Throughout the 2016 campaign, the NRA worked hard to portray Democrat Hillary Clinton as a candidate bent on destroying the Second Amendment. Before Trump spoke on Friday, the crowd booed as a Clinton attack ad played in the convention hall.
Not always in line
But Trump and the NRA haven't always had the smoothest of relationships.
On the campaign trail, Trump made a habit of talking about how mass shootings could be prevented if the victims involved were carrying guns.
After the Paris terror attacks in November 2015:
"When you look at Paris, you know, the toughest gun laws in the world, Paris, nobody had guns but the bad guys."
And after the shootings in San Bernardino, Calif., and Roseburg, Ore.:
"You can make the case that it would've been a lot better had people had guns because they had something to fire back."
However, when Trump tried to apply the same logic to the mass shooting in a nightclub in Orlando, Fla., last summer, the NRA took issue.
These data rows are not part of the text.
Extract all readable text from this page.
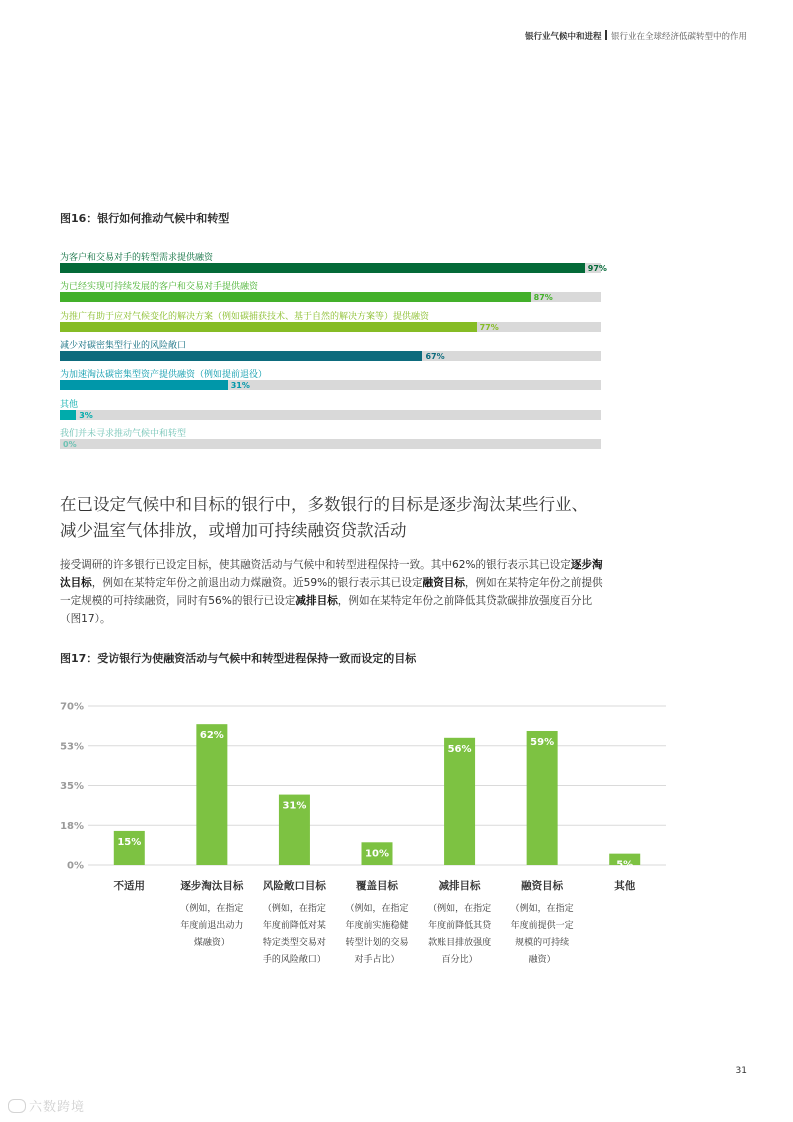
银行业气候中和进程 银行业在全球经济低碳转型中的作用
图16：银行如何推动气候中和转型
为客户和交易对手的转型需求提供融资
97%
为已经实现可持续发展的客户和交易对手提供融资
87%
为推广有助于应对气候变化的解决方案（例如碳捕获技术、基于自然的解决方案等）提供融资
77%
减少对碳密集型行业的风险敞口
67%
为加速淘汰碳密集型资产提供融资（例如提前退役）
31%
其他
3%
我们并未寻求推动气候中和转型
0%
在已设定气候中和目标的银行中，多数银行的目标是逐步淘汰某些行业、
减少温室气体排放，或增加可持续融资贷款活动
接受调研的许多银行已设定目标，使其融资活动与气候中和转型进程保持一致。其中62%的银行表示其已设定逐步淘汰目标，例如在某特定年份之前退出动力煤融资。近59%的银行表示其已设定融资目标，例如在某特定年份之前提供一定规模的可持续融资，同时有56%的银行已设定减排目标，例如在某特定年份之前降低其贷款碳排放强度百分比（图17）。
图17：受访银行为使融资活动与气候中和转型进程保持一致而设定的目标
70%
53%
35%
18%
0%
15%
不适用
62%
逐步淘汰目标
（例如，在指定
年度前退出动力
煤融资）
31%
风险敞口目标
（例如，在指定
年度前降低对某
特定类型交易对
手的风险敞口）
10%
覆盖目标
（例如，在指定
年度前实施稳健
转型计划的交易
对手占比）
56%
减排目标
（例如，在指定
年度前降低其贷
款账目排放强度
百分比）
59%
融资目标
（例如，在指定
年度前提供一定
规模的可持续
融资）
5%
其他
31
六数跨境
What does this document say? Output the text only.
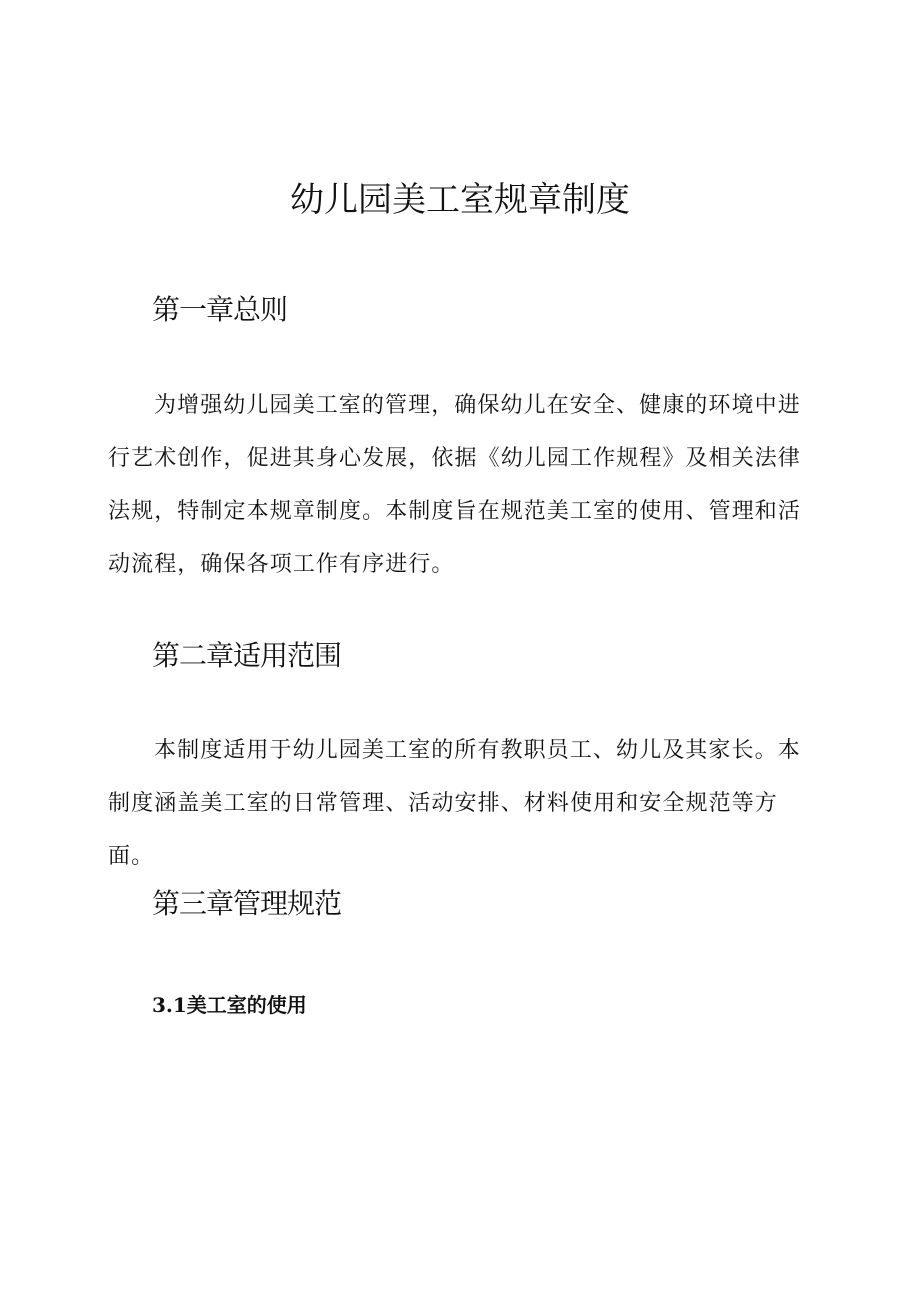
幼儿园美工室规章制度
第一章总则

为增强幼儿园美工室的管理，确保幼儿在安全、健康的环境中进行艺术创作，促进其身心发展，依据《幼儿园工作规程》及相关法律法规，特制定本规章制度。本制度旨在规范美工室的使用、管理和活动流程，确保各项工作有序进行。

第二章适用范围

本制度适用于幼儿园美工室的所有教职员工、幼儿及其家长。本制度涵盖美工室的日常管理、活动安排、材料使用和安全规范等方面。

第三章管理规范
3.1美工室的使用
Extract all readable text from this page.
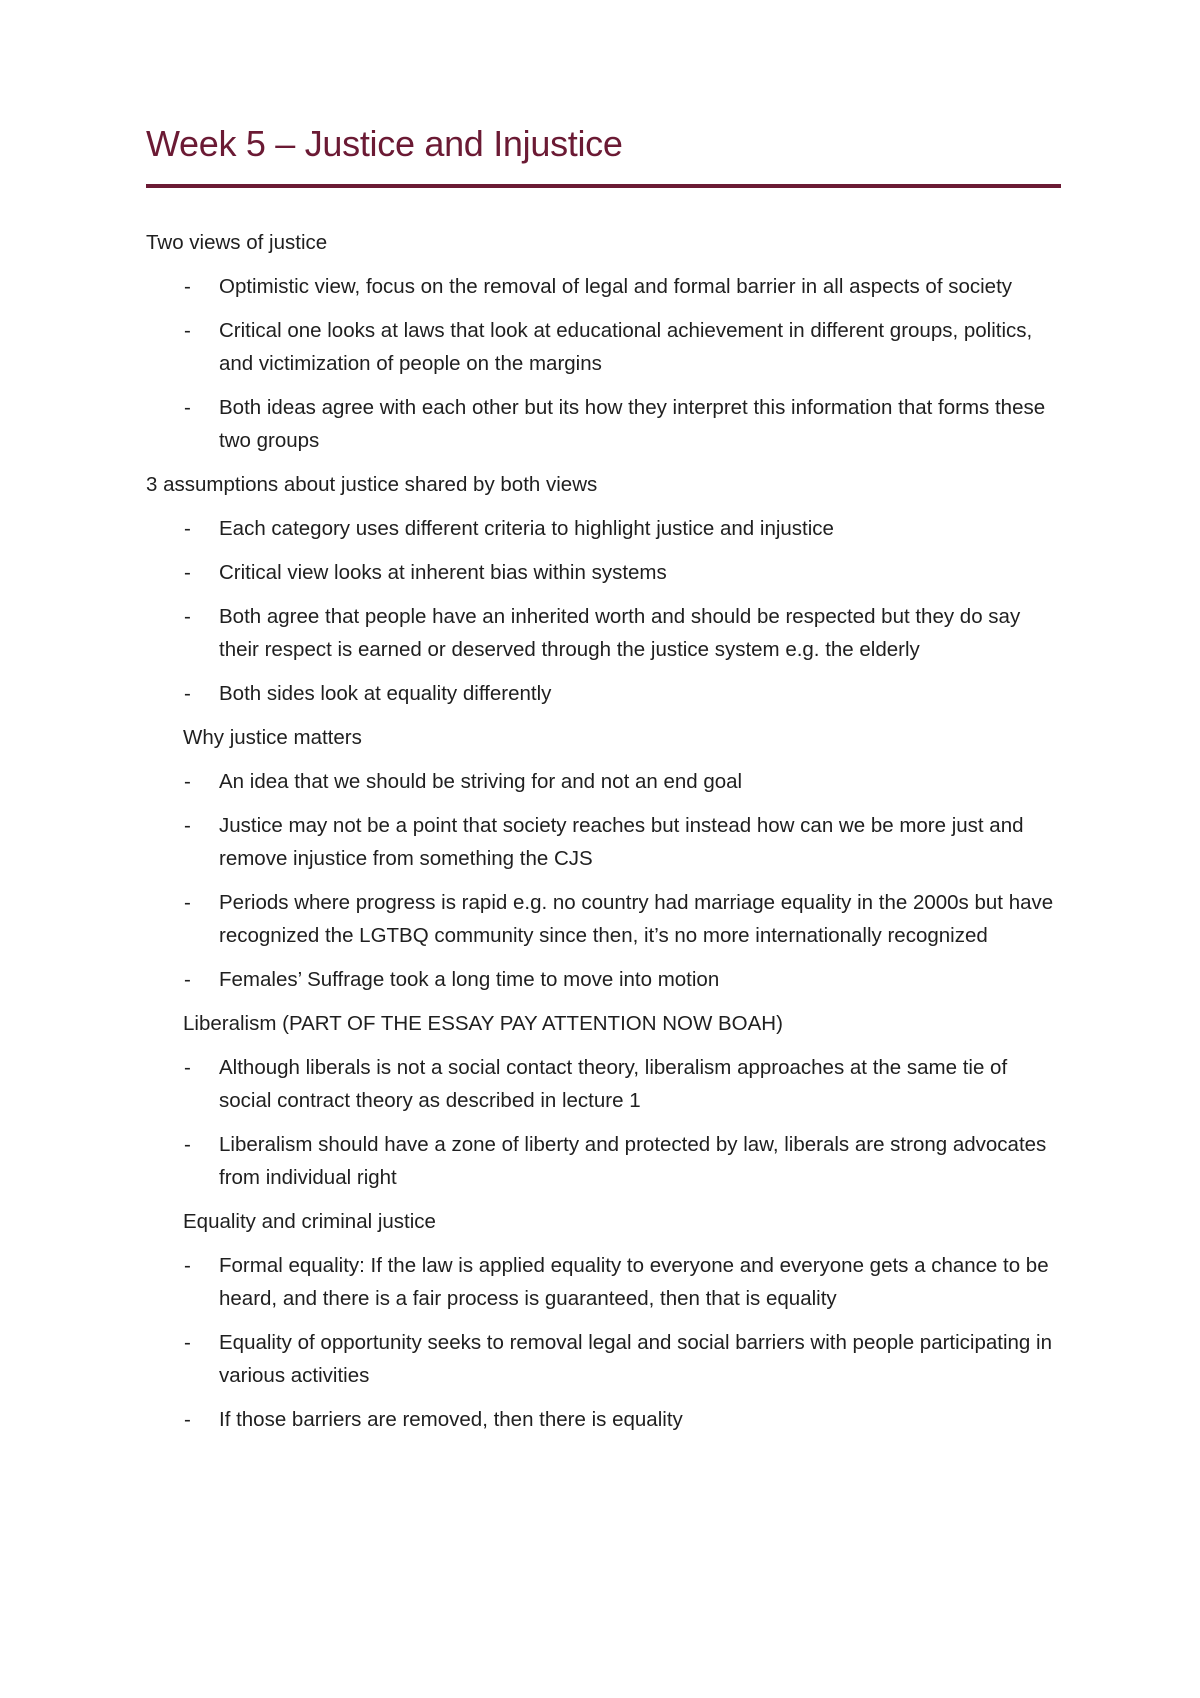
Week 5 – Justice and Injustice

Two views of justice

- Optimistic view, focus on the removal of legal and formal barrier in all aspects of society
- Critical one looks at laws that look at educational achievement in different groups, politics, and victimization of people on the margins
- Both ideas agree with each other but its how they interpret this information that forms these two groups

3 assumptions about justice shared by both views

- Each category uses different criteria to highlight justice and injustice
- Critical view looks at inherent bias within systems
- Both agree that people have an inherited worth and should be respected but they do say their respect is earned or deserved through the justice system e.g. the elderly
- Both sides look at equality differently

Why justice matters

- An idea that we should be striving for and not an end goal
- Justice may not be a point that society reaches but instead how can we be more just and remove injustice from something the CJS
- Periods where progress is rapid e.g. no country had marriage equality in the 2000s but have recognized the LGTBQ community since then, it’s no more internationally recognized
- Females’ Suffrage took a long time to move into motion

Liberalism (PART OF THE ESSAY PAY ATTENTION NOW BOAH)

- Although liberals is not a social contact theory, liberalism approaches at the same tie of social contract theory as described in lecture 1
- Liberalism should have a zone of liberty and protected by law, liberals are strong advocates from individual right

Equality and criminal justice

- Formal equality: If the law is applied equality to everyone and everyone gets a chance to be heard, and there is a fair process is guaranteed, then that is equality
- Equality of opportunity seeks to removal legal and social barriers with people participating in various activities
- If those barriers are removed, then there is equality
"If we had people, where the bullets were going in the opposite direction, right smack between the eyes of this maniac," Trump said to cheers at a rally in Texas. "And this son of a b**** comes out and starts shooting and one of the people in that room happened to have (a gun) and goes boom, boom. You know what, that would have been a beautiful, beautiful sight, folks."
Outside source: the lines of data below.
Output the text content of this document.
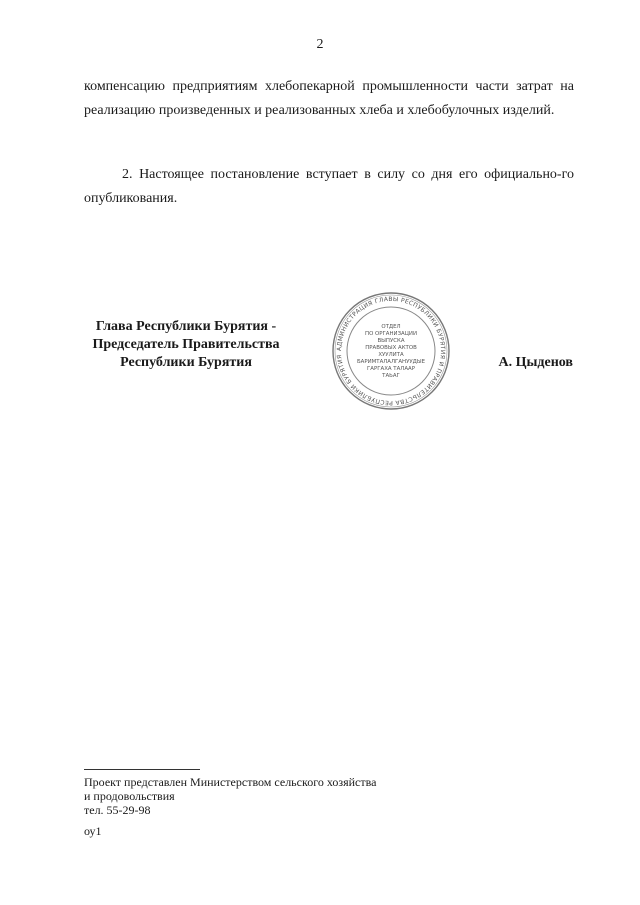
2
компенсацию предприятиям хлебопекарной промышленности части затрат на реализацию произведенных и реализованных хлеба и хлебобулочных изделий.
2. Настоящее постановление вступает в силу со дня его официально-го опубликования.
Глава Республики Бурятия -
Председатель Правительства
Республики Бурятия
АДМИНИСТРАЦИЯ ГЛАВЫ РЕСПУБЛИКИ БУРЯТИЯ И ПРАВИТЕЛЬСТВА РЕСПУБЛИКИ БУРЯТИЯ
ОТДЕЛ
ПО ОРГАНИЗАЦИИ
ВЫПУСКА
ПРАВОВЫХ АКТОВ
ХУУЛИТА
БАРИМТАЛАЛГАНУУДЫЕ
ГАРГАХА ТАЛААР
ТАЬАГ
А. Цыденов
Проект представлен Министерством сельского хозяйства
и продовольствия
тел. 55-29-98
оу1
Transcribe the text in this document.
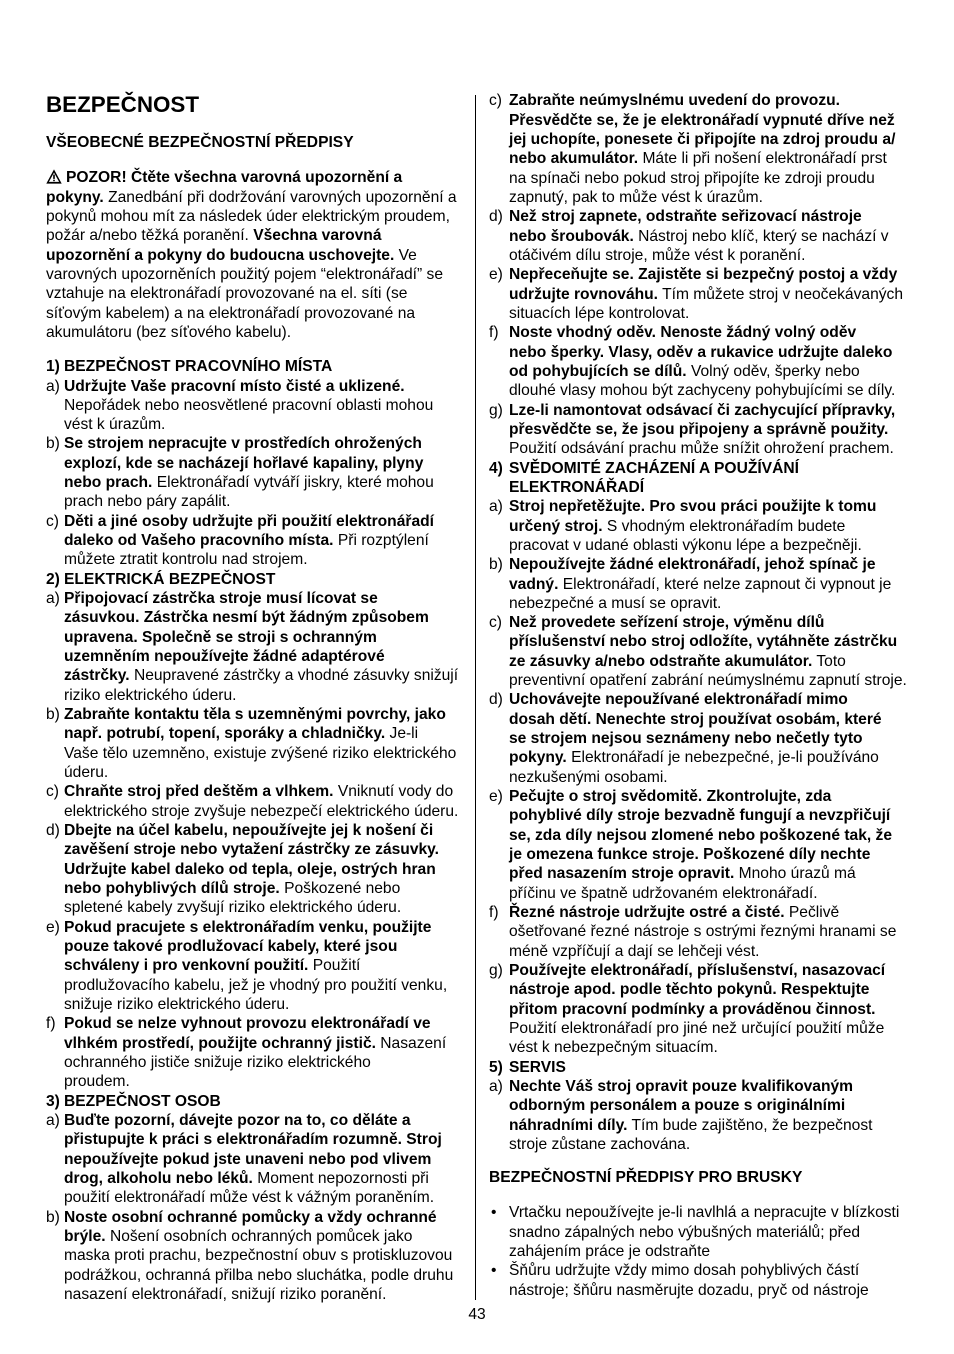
BEZPEČNOST
VŠEOBECNÉ BEZPEČNOSTNÍ PŘEDPISY
POZOR! Čtěte všechna varovná upozornění a
pokyny. Zanedbání při dodržování varovných upozornění a
pokynů mohou mít za následek úder elektrickým proudem,
požár a/nebo těžká poranění. Všechna varovná
upozornění a pokyny do budoucna uschovejte. Ve
varovných upozorněních použitý pojem “elektronářadí” se
vztahuje na elektronářadí provozované na el. síti (se
síťovým kabelem) a na elektronářadí provozované na
akumulátoru (bez síťového kabelu).
1) BEZPEČNOST PRACOVNÍHO MÍSTA
a) Udržujte Vaše pracovní místo čisté a uklizené.
Nepořádek nebo neosvětlené pracovní oblasti mohou
vést k úrazům.
b) Se strojem nepracujte v prostředích ohrožených
explozí, kde se nacházejí hořlavé kapaliny, plyny
nebo prach. Elektronářadí vytváří jiskry, které mohou
prach nebo páry zapálit.
c) Děti a jiné osoby udržujte při použití elektronářadí
daleko od Vašeho pracovního místa. Při rozptýlení
můžete ztratit kontrolu nad strojem.
2) ELEKTRICKÁ BEZPEČNOST
a) Připojovací zástrčka stroje musí lícovat se
zásuvkou. Zástrčka nesmí být žádným způsobem
upravena. Společně se stroji s ochranným
uzemněním nepoužívejte žádné adaptérové
zástrčky. Neupravené zástrčky a vhodné zásuvky snižují
riziko elektrického úderu.
b) Zabraňte kontaktu těla s uzemněnými povrchy, jako
např. potrubí, topení, sporáky a chladničky. Je-li
Vaše tělo uzemněno, existuje zvýšené riziko elektrického
úderu.
c) Chraňte stroj před deštěm a vlhkem. Vniknutí vody do
elektrického stroje zvyšuje nebezpečí elektrického úderu.
d) Dbejte na účel kabelu, nepoužívejte jej k nošení či
zavěšení stroje nebo vytažení zástrčky ze zásuvky.
Udržujte kabel daleko od tepla, oleje, ostrých hran
nebo pohyblivých dílů stroje. Poškozené nebo
spletené kabely zvyšují riziko elektrického úderu.
e) Pokud pracujete s elektronářadím venku, použijte
pouze takové prodlužovací kabely, které jsou
schváleny i pro venkovní použití. Použití
prodlužovacího kabelu, jež je vhodný pro použití venku,
snižuje riziko elektrického úderu.
f) Pokud se nelze vyhnout provozu elektronářadí ve
vlhkém prostředí, použijte ochranný jistič. Nasazení
ochranného jističe snižuje riziko elektrického
proudem.
3) BEZPEČNOST OSOB
a) Buďte pozorní, dávejte pozor na to, co děláte a
přistupujte k práci s elektronářadím rozumně. Stroj
nepoužívejte pokud jste unaveni nebo pod vlivem
drog, alkoholu nebo léků. Moment nepozornosti při
použití elektronářadí může vést k vážným poraněním.
b) Noste osobní ochranné pomůcky a vždy ochranné
brýle. Nošení osobních ochranných pomůcek jako
maska proti prachu, bezpečnostní obuv s protiskluzovou
podrážkou, ochranná přilba nebo sluchátka, podle druhu
nasazení elektronářadí, snižují riziko poranění.
c) Zabraňte neúmyslnému uvedení do provozu.
Přesvědčte se, že je elektronářadí vypnuté dříve než
jej uchopíte, ponesete či připojíte na zdroj proudu a/
nebo akumulátor. Máte li při nošení elektronářadí prst
na spínači nebo pokud stroj připojíte ke zdroji proudu
zapnutý, pak to může vést k úrazům.
d) Než stroj zapnete, odstraňte seřizovací nástroje
nebo šroubovák. Nástroj nebo klíč, který se nachází v
otáčivém dílu stroje, může vést k poranění.
e) Nepřeceňujte se. Zajistěte si bezpečný postoj a vždy
udržujte rovnováhu. Tím můžete stroj v neočekávaných
situacích lépe kontrolovat.
f) Noste vhodný oděv. Nenoste žádný volný oděv
nebo šperky. Vlasy, oděv a rukavice udržujte daleko
od pohybujících se dílů. Volný oděv, šperky nebo
dlouhé vlasy mohou být zachyceny pohybujícími se díly.
g) Lze-li namontovat odsávací či zachycující přípravky,
přesvědčte se, že jsou připojeny a správně použity.
Použití odsávání prachu může snížit ohrožení prachem.
4) SVĚDOMITÉ ZACHÁZENÍ A POUŽÍVÁNÍ
ELEKTRONÁŘADÍ
a) Stroj nepřetěžujte. Pro svou práci použijte k tomu
určený stroj. S vhodným elektronářadím budete
pracovat v udané oblasti výkonu lépe a bezpečněji.
b) Nepoužívejte žádné elektronářadí, jehož spínač je
vadný. Elektronářadí, které nelze zapnout či vypnout je
nebezpečné a musí se opravit.
c) Než provedete seřízení stroje, výměnu dílů
příslušenství nebo stroj odložíte, vytáhněte zástrčku
ze zásuvky a/nebo odstraňte akumulátor. Toto
preventivní opatření zabrání neúmyslnému zapnutí stroje.
d) Uchovávejte nepoužívané elektronářadí mimo
dosah dětí. Nenechte stroj používat osobám, které
se strojem nejsou seznámeny nebo nečetly tyto
pokyny. Elektronářadí je nebezpečné, je-li používáno
nezkušenými osobami.
e) Pečujte o stroj svědomitě. Zkontrolujte, zda
pohyblivé díly stroje bezvadně fungují a nevzpřičují
se, zda díly nejsou zlomené nebo poškozené tak, že
je omezena funkce stroje. Poškozené díly nechte
před nasazením stroje opravit. Mnoho úrazů má
příčinu ve špatně udržovaném elektronářadí.
f) Řezné nástroje udržujte ostré a čisté. Pečlivě
ošetřované řezné nástroje s ostrými řeznými hranami se
méně vzpříčují a dají se lehčeji vést.
g) Používejte elektronářadí, příslušenství, nasazovací
nástroje apod. podle těchto pokynů. Respektujte
přitom pracovní podmínky a prováděnou činnost.
Použití elektronářadí pro jiné než určující použití může
vést k nebezpečným situacím.
5) SERVIS
a) Nechte Váš stroj opravit pouze kvalifikovaným
odborným personálem a pouze s originálními
náhradními díly. Tím bude zajištěno, že bezpečnost
stroje zůstane zachována.
BEZPEČNOSTNÍ PŘEDPISY PRO BRUSKY
• Vrtačku nepoužívejte je-li navlhlá a nepracujte v blízkosti
snadno zápalných nebo výbušných materiálů; před
zahájením práce je odstraňte
• Šňůru udržujte vždy mimo dosah pohyblivých částí
nástroje; šňůru nasměrujte dozadu, pryč od nástroje
43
Almost immediately the group publicly denounced his comments.
"No one thinks that people should go into a nightclub drinking and carrying firearms," NRA lobbyist Chris Cox said at the time, on ABC. "That defies common sense. It also defies the law."
Trump walked back the comments on Twitter, but it wasn't the first time the group and Trump haven't seen completely eye to eye. In his 2000 book The America We Deserve, Trump said he supported the 10-year assault weapons ban President Bill Clinton signed into law in 1994.
"I generally oppose gun control, but I support the ban on assault weapons and I support a slightly longer waiting period to purchase a gun," Trump wrote. "With today's Internet technology we should be able to tell within 72 hours if a potential gun owner has a record."
In a March 2016 debate, Trump was asked about the passage, and he replied "I don't support it anymore. I do not support the ban on assault" weapons.
A shift in focus
Trump's message was markedly different than the speech Ronald Reagan gave 34 years ago. While Reagan did spend time talking about the successful defeat of an effort to register handguns in California, he spent just as much time framing the gun debate around environmental policy.
"The backbone of our conservation efforts begins with American sportsmen," he said.
The gun debate then was much less heated, says UCLA law professor Adam Winkler, author of Gunfight, a 2011 book detailing the history of guns in America.
"Now the NRA is really focused solely on self-defense and fighting against government tyranny," Winkler said.
Trump did briefly touch on the environmental aspects of the NRA, joking that his sons loved the outdoors more than they loved New York's Fifth Avenue, and pointing out that his new Interior Secretary Ryan Zinke rolled back an Obama-era action that restricted the use of lead bullets on federal wildlife refuges.
Trump's most notable gun-related action so far was his reversal of an Obama-era regulation that required the Social Security Administration to disclose mental health information to the national gun background-check system.
Lisa Hagan, a reporter with member station WABE in Atlanta, contributed to this report.